In Zone I, the jetting-bubbling formation zone, the vapor issues through the perforations in the tray in the form of jets, breaking into bubbles. In the free bubbling zone a distribution of bubble sizes is assumed. Available experimental data show that the assumption of a bimodal bubble size distribution is a good approximation. Thus, we have fast-rising "large" bubbles and slowrising "small" bubbles in the dispersion and this picture has been incorporated in the class of model inspired by this picture. The splash zone above the free bubbling zone consists of entrained droplets. This zone – if it is considered at all – may be modeled as being made up of droplets of uniform size rising in plug flow through the splash zone.

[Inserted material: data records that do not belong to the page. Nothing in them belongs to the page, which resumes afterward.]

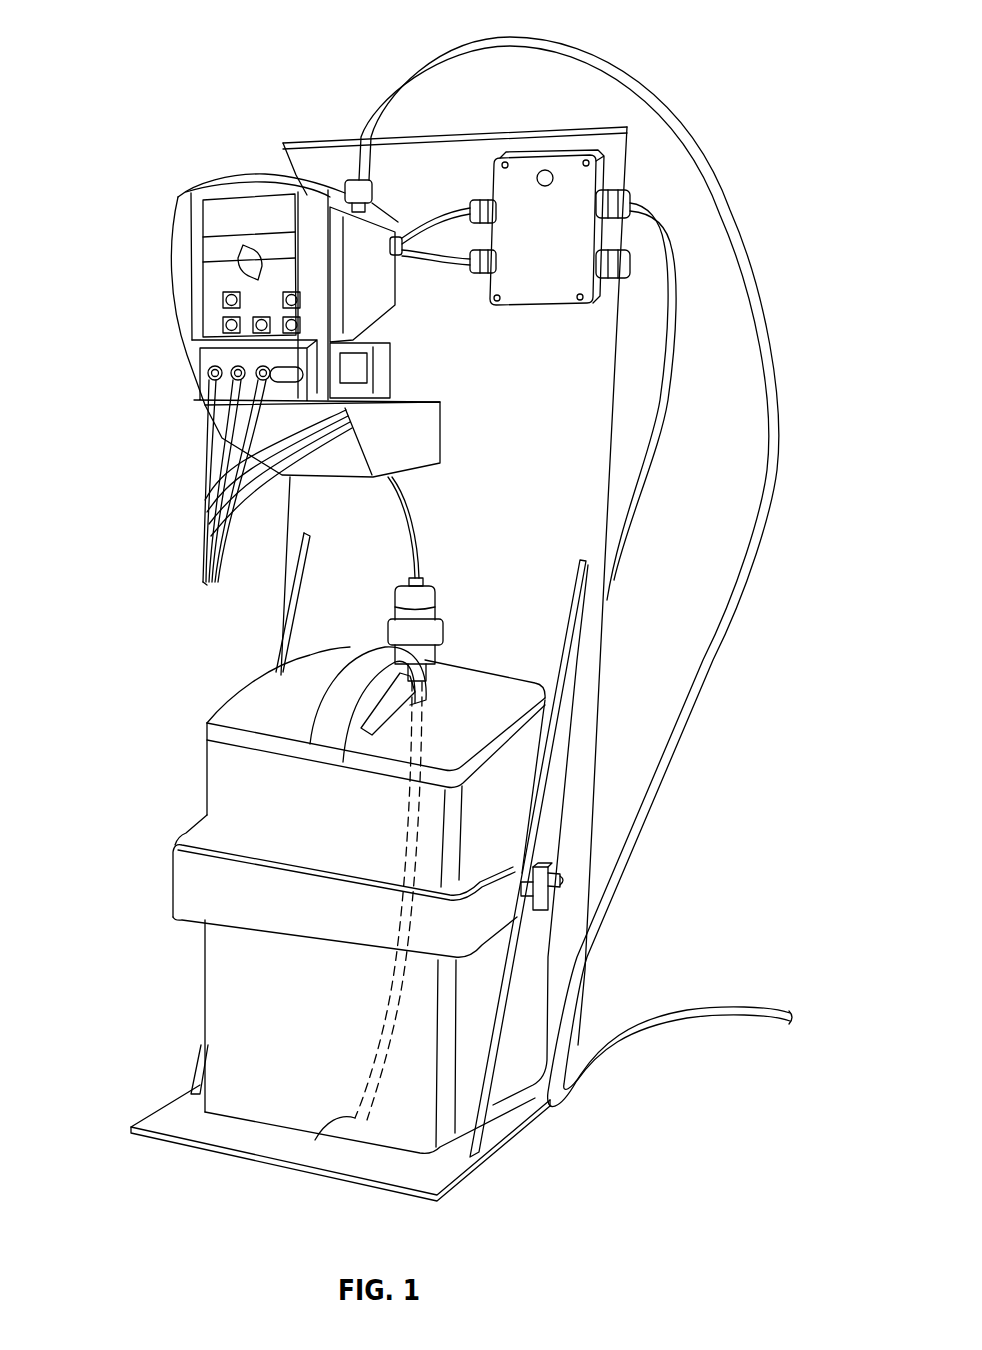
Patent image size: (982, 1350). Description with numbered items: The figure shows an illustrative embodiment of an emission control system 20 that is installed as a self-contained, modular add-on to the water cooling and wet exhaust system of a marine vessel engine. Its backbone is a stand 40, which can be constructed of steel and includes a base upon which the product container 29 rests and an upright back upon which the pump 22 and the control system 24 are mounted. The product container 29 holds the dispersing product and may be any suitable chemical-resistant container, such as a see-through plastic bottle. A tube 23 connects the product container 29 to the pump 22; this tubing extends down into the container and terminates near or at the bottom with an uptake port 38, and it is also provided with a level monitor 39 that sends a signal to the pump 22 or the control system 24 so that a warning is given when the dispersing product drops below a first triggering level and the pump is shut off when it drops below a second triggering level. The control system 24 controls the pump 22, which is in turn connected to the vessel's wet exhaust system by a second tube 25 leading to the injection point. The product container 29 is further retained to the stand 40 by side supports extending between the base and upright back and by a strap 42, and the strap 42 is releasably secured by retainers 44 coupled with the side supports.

The emission control system 20 is at (204, 99).
The pump 22 is at (233, 178).
The tube 23 is at (420, 548).
The control system 24 is at (533, 292).
The second tube 25 is at (566, 46).
The product container 29 is at (488, 678).
The uptake port 38 is at (315, 1140).
The level monitor 39 is at (367, 1122).
The stand 40 is at (606, 660).
The strap 42 is at (180, 833).
The retainers 44 is at (563, 882).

Recently, a new member of this class of fundamental model has been developed by Fractionatation Reesearch Incorporated.

The FRI model has been implemented in the rate-based column simulation program ChemSep.

In this paper we use this new model to model distillation columns for which performance data is available. We show how a column performance model can be tuned to match operational data by fitting model parameters that have physical significance. Column profiles calculated with the FRI model are compared to profiles calculated with standard efficiency models such as that published by the AIChE.